Préparation : 25 minutes

Marinade : 30 minutes

Cuisson : 22 minutes

400 g de rigatoni Garofalo

24 anchois frais de Cetara

2 citrons d’Amalfi

1 oignon violet

½ c. à café de colatura d’anchois

1 gousse d’ail

4 c. à soupe d’huile d’olive

40 g de gros sel

Sel fin et poivre du moulin

Coupez un citron en lamelles. Prélevez le jus et les zestes du second. Taillez finement les zestes en julienne. Levez les filets d’anchois, rincez-les et séchez-les sur du papier absorbant. Disposez-les dans un plat et arrosez-les avec la moitié du jus de citron, salez et poivrez. Laissez mariner 30 minutes au frais.

Plongez les pâtes 14 minutes dans 4 litres d’eau bouillante salée avec le gros sel. Pendant ce temps, dans une sauteuse, avec l’huile d’olive, faites colorer les tranches de citron sur les deux faces. Ajoutez l’oignon émincé en lamelles et l’ail taillé en lamelles, faites-les suer sans coloration. Incorporez les zestes hachés. Egouttez les rigatoni, incorporez-les dans la sauteuse, ajoutez les anchois égouttés, rectifiez l’assaisonnement et mélangez délicatement. Versez la colatura, retirez du feu, mêlez le tout et servez sans tarder.

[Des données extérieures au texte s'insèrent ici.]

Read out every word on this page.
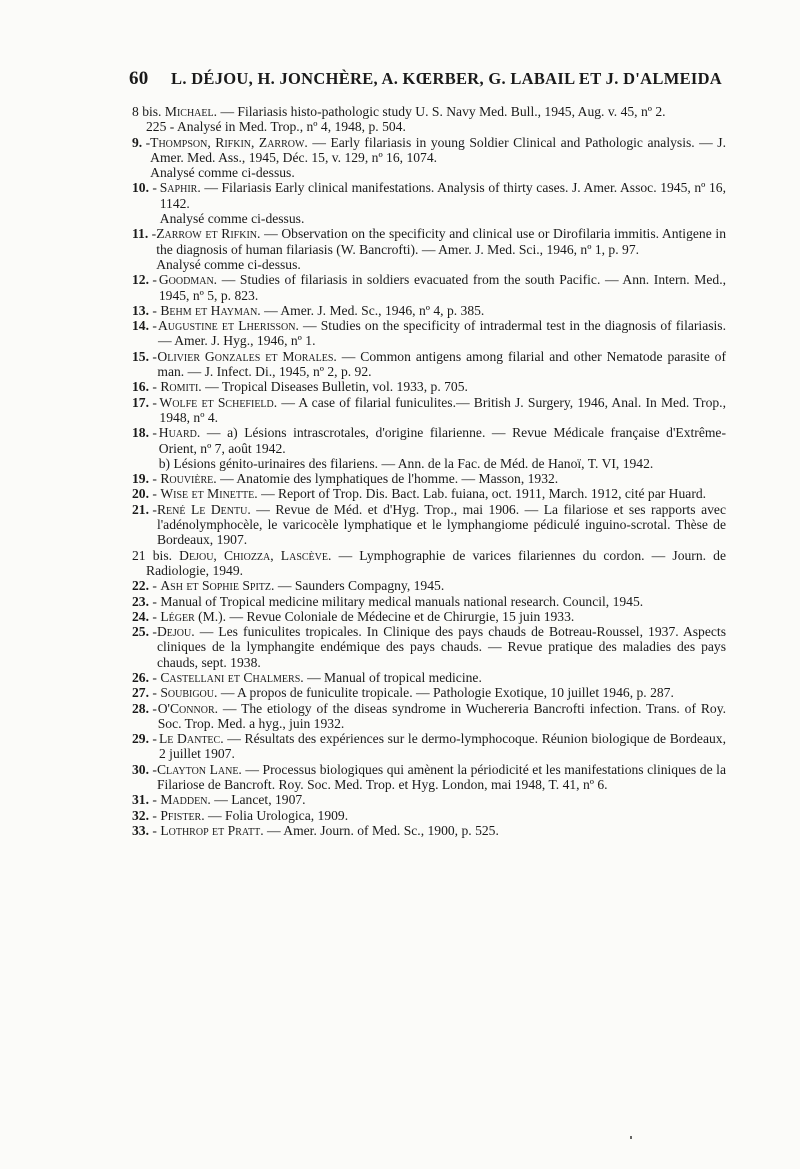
60 L. DÉJOU, H. JONCHÈRE, A. KŒRBER, G. LABAIL ET J. D'ALMEIDA
8 bis. Michael. — Filariasis histo-pathologic study U. S. Navy Med. Bull., 1945, Aug. v. 45, nº 2.
225 - Analysé in Med. Trop., nº 4, 1948, p. 504.
9. -
Thompson, Rifkin, Zarrow. — Early filariasis in young Soldier Clinical and Pathologic analysis. — J. Amer. Med. Ass., 1945, Déc. 15, v. 129, nº 16, 1074.
Analysé comme ci-dessus.
10. -
Saphir. — Filariasis Early clinical manifestations. Analysis of thirty cases. J. Amer. Assoc. 1945, nº 16, 1142.
Analysé comme ci-dessus.
11. -
Zarrow et Rifkin. — Observation on the specificity and clinical use or Dirofilaria immitis. Antigene in the diagnosis of human filariasis (W. Bancrofti). — Amer. J. Med. Sci., 1946, nº 1, p. 97.
Analysé comme ci-dessus.
12. -
Goodman. — Studies of filariasis in soldiers evacuated from the south Pacific. — Ann. Intern. Med., 1945, nº 5, p. 823.
13. - Behm et Hayman. — Amer. J. Med. Sc., 1946, nº 4, p. 385.
14. -
Augustine et Lherisson. — Studies on the specificity of intradermal test in the diagnosis of filariasis. — Amer. J. Hyg., 1946, nº 1.
15. -
Olivier Gonzales et Morales. — Common antigens among filarial and other Nematode parasite of man. — J. Infect. Di., 1945, nº 2, p. 92.
16. - Romiti. — Tropical Diseases Bulletin, vol. 1933, p. 705.
17. -
Wolfe et Schefield. — A case of filarial funiculites.— British J. Surgery, 1946, Anal. In Med. Trop., 1948, nº 4.
18. -
Huard. — a) Lésions intrascrotales, d'origine filarienne. — Revue Médicale française d'Extrême-Orient, nº 7, août 1942.
b) Lésions génito-urinaires des filariens. — Ann. de la Fac. de Méd. de Hanoï, T. VI, 1942.
19. - Rouvière. — Anatomie des lymphatiques de l'homme. — Masson, 1932.
20. - Wise et Minette. — Report of Trop. Dis. Bact. Lab. fuiana, oct. 1911, March. 1912, cité par Huard.
21. -
René Le Dentu. — Revue de Méd. et d'Hyg. Trop., mai 1906. — La filariose et ses rapports avec l'adénolymphocèle, le varicocèle lymphatique et le lymphangiome pédiculé inguino-scrotal. Thèse de Bordeaux, 1907.
21 bis. Dejou, Chiozza, Lascève. — Lymphographie de varices filariennes du cordon. — Journ. de Radiologie, 1949.
22. - Ash et Sophie Spitz. — Saunders Compagny, 1945.
23. - Manual of Tropical medicine military medical manuals national research. Council, 1945.
24. - Léger (M.). — Revue Coloniale de Médecine et de Chirurgie, 15 juin 1933.
25. -
Dejou. — Les funiculites tropicales. In Clinique des pays chauds de Botreau-Roussel, 1937. Aspects cliniques de la lymphangite endémique des pays chauds. — Revue pratique des maladies des pays chauds, sept. 1938.
26. - Castellani et Chalmers. — Manual of tropical medicine.
27. - Soubigou. — A propos de funiculite tropicale. — Pathologie Exotique, 10 juillet 1946, p. 287.
28. -
O'Connor. — The etiology of the diseas syndrome in Wuchereria Bancrofti infection. Trans. of Roy. Soc. Trop. Med. a hyg., juin 1932.
29. -
Le Dantec. — Résultats des expériences sur le dermo-lymphocoque. Réunion biologique de Bordeaux, 2 juillet 1907.
30. -
Clayton Lane. — Processus biologiques qui amènent la périodicité et les manifestations cliniques de la Filariose de Bancroft. Roy. Soc. Med. Trop. et Hyg. London, mai 1948, T. 41, nº 6.
31. - Madden. — Lancet, 1907.
32. - Pfister. — Folia Urologica, 1909.
33. - Lothrop et Pratt. — Amer. Journ. of Med. Sc., 1900, p. 525.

rigatoni, saucisse, artichaut et ail

Carnet d’inspirations 2 pour Garofalo, découvrez la recette inspirée par les terroirs de la côte amalfitaine. Plus d’infos en cliquant ici

« Dès les premiers beaux jours, des petits marchands installent ça et là, dans les ruelles de Naples, ou sur une placette de Minori, de Positano ou de Furore, un banc maraîcher rudimentaire ou quelques paniers d’osiers pour vendre leur production ou cueillette : quelques asperges sauvages, des mammarelle (de gros artichauts violets aux belles rondeurs), des grappes d’uva fragola (une variété de raisin au goût de fraise), des nespole (des nèfles du Japon), de fines courgettes, des petits pois frais, de l’ail nouveau, des friarielli (des pousses de brocolis), des bouquets de roquette et de jeunes pousses d’herbes et de salades ».

Pour 4 personnes

Préparation : 15 minutes

Cuisson : 20 minutes

400 g de rigatoni Garofalo

4 saucisses maison à la marjolaine

ou à défaut, chez le charcutier, aux herbes

1 boite de tomates pelées San Marzano

1 branche de tomates cerise

1 tête d’ail frais

6 petits artichauts poivrade

80 g de parmesan

1 filet d’huile d’olive

40 g de gros sel

Sel fin et poivre du moulin

Faites chauffer 4 litres d’eau dans une grande casserole, ajoutez le gros sel. Coupez la pointe des artichauts et taillez-les en quatre. Conservez-les dans une eau citronnée ou vinaigrée. Faites-les blanchir 3 minutes dans de l’eau bouillante. Plongez les pâtes dans 4 litres d’eau bouillante salée avec le gros sel et laissez cuire 14 minutes. Dans une grande sauteuse, avec l’huile d’olive, faites colorer la tête d’ail coupée en deux horizontalement. Ajoutez les saucisses. Quand elles sont bien colorées, retirez-les de la casserole et coupez-les en tronçons. Incorporez les tomates pelées dans la casserole, assaisonnez et laissez mijoter 15 minutes avant de remettre les saucisses. Egouttez les rigatoni et incorporez-les dans la sauteuse avec une demi-louche d’eau de cuisson. Laissez cuire une minute sur feu vif en remuant sans cesse. Parsemez de copeaux de parmesan, déposez la branche de tomates cerise poêlée 1 minuteet dégustez aussitôt.